I am willing to put money down on the fact that this September of 2006 is probably one of the most chaotic months of my life. i'm not complaining, just filling you in. normally, this would be the point in the entry where I'd go into detail about every little smidgeon of a detail, but I'm not going to. I experienced it once, why relive it again?

I guess the point in bringing this chaos up at all is that in one short month (which still isn't over) I have gone from the utmost confidence and optomisim to the darkest depths of motivation, fragile to anybody asking me if I was okay, getting watery-eyed at the thought of it all... and still managing to go to school and get through life.

"That's life," you say. DUH, I know, man. I'm just proud of myself for handling it so well. Of course, I naturally owe thanks to my family, Vix*, and S* (and S's friends). Part of me wishes a lot that happened this month had never occurred... but then I wouldn't have had the epiphany that is S come my way.

I cleaned my apartment tonight, rearranged the bedroom furniture (which means I rotated the bed ninety degrees and put it up on cube cinderblocks for extra storage room), and reorganized the closet so I could make the bedroom floor absolutely clean. AHHHHH, a messy weight has been lifted! I love that fresh-clean feeling. Oh! I also washed the bed sheets and redressed the bed, cleaned the bathroom... took out a lot of trash/things I no longer want, and put my past in a box. (It had to be done for my sanity).

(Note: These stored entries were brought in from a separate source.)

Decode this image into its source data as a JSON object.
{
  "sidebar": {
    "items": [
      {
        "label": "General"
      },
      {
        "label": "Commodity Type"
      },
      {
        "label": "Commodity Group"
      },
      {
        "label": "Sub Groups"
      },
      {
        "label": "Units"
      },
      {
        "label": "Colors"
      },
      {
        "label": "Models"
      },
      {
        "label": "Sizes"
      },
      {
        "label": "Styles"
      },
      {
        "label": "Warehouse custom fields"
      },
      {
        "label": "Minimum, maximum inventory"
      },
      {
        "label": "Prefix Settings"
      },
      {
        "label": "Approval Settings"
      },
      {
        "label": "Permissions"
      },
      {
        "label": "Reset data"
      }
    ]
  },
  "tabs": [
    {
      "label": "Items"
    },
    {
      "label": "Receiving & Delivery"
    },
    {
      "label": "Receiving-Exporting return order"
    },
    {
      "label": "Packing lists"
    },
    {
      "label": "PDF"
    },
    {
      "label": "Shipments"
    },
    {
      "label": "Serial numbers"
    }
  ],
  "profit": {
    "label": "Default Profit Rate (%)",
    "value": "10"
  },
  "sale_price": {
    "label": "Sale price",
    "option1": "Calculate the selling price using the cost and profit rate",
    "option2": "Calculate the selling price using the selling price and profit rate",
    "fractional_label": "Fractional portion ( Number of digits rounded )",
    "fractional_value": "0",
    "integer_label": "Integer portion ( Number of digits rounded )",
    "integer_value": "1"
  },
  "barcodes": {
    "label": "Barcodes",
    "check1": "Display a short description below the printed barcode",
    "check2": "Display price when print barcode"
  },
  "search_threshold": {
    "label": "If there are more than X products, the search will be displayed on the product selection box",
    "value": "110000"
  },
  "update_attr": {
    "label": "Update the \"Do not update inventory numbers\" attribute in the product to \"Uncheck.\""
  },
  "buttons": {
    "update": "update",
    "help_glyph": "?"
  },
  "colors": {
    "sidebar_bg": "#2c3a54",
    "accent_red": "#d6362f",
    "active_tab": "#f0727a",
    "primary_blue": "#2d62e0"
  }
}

Tonight was a football game night and I didn't get to go. I was at school for a few hours this afternoon working in the woodshop with my partner on our second load frame (see the Architektin journal for a similar project) and then S was busy so I came home and cleaned as mentioned above.

Now it's rolling towards 5 a.m. and I have to be to school around noon to continue working on the load frame. So, I shall stop this here and hopefully someone might identify with how I've been feeling. Or not.

Why don't you call me when you're sober.